The analysis finds that people who switched from traditional Medicare to Medicare Advantage in 2016 had health spending in 2015 that was $1,253 less, on average, than the average spending for beneficiaries who remained in traditional Medicare (after adjusting for health risk).
The pattern held true even among beneficiaries with specific health conditions, including asthma, breast or prostate cancer and diabetes. For instance, among beneficiaries with diabetes who were in traditional Medicare in 2015, those who switched to Medicare Advantage in 2016 had Medicare spending in 2015 that was $1,072 lower, on average, than similar beneficiaries with diabetes who stayed in traditional Medicare (after adjusting for health risk).
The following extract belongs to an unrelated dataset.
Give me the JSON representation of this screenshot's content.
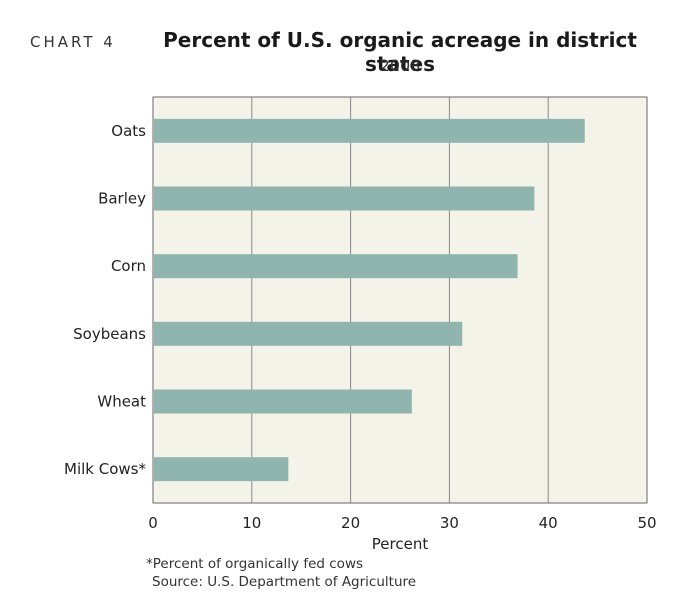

The findings raise questions about whether Medicare Advantage plans tend to attract healthier and lower-cost beneficiaries and whether lower rates of service use among Medicare Advantage enrollees is attributable to care management or self-selection. Most notably, the study findings suggest that the current method of setting payments to Medicare Advantage plans based on spending for people in traditional Medicare may systematically overestimate expected costs of Medicare Advantage enrollees. Adjusting payments to reflect Medicare Advantage enrollees’ prior use of health services could potentially lower total Medicare spending by billions of dollars annually.
Setting payments to more accurately reflect expected costs would have major implications for Medicare spending, as Medicare Advantage plans cover 20 million people, about a third of all Medicare beneficiaries, and enrollment is expected to climb to over 30 million people within the next decade.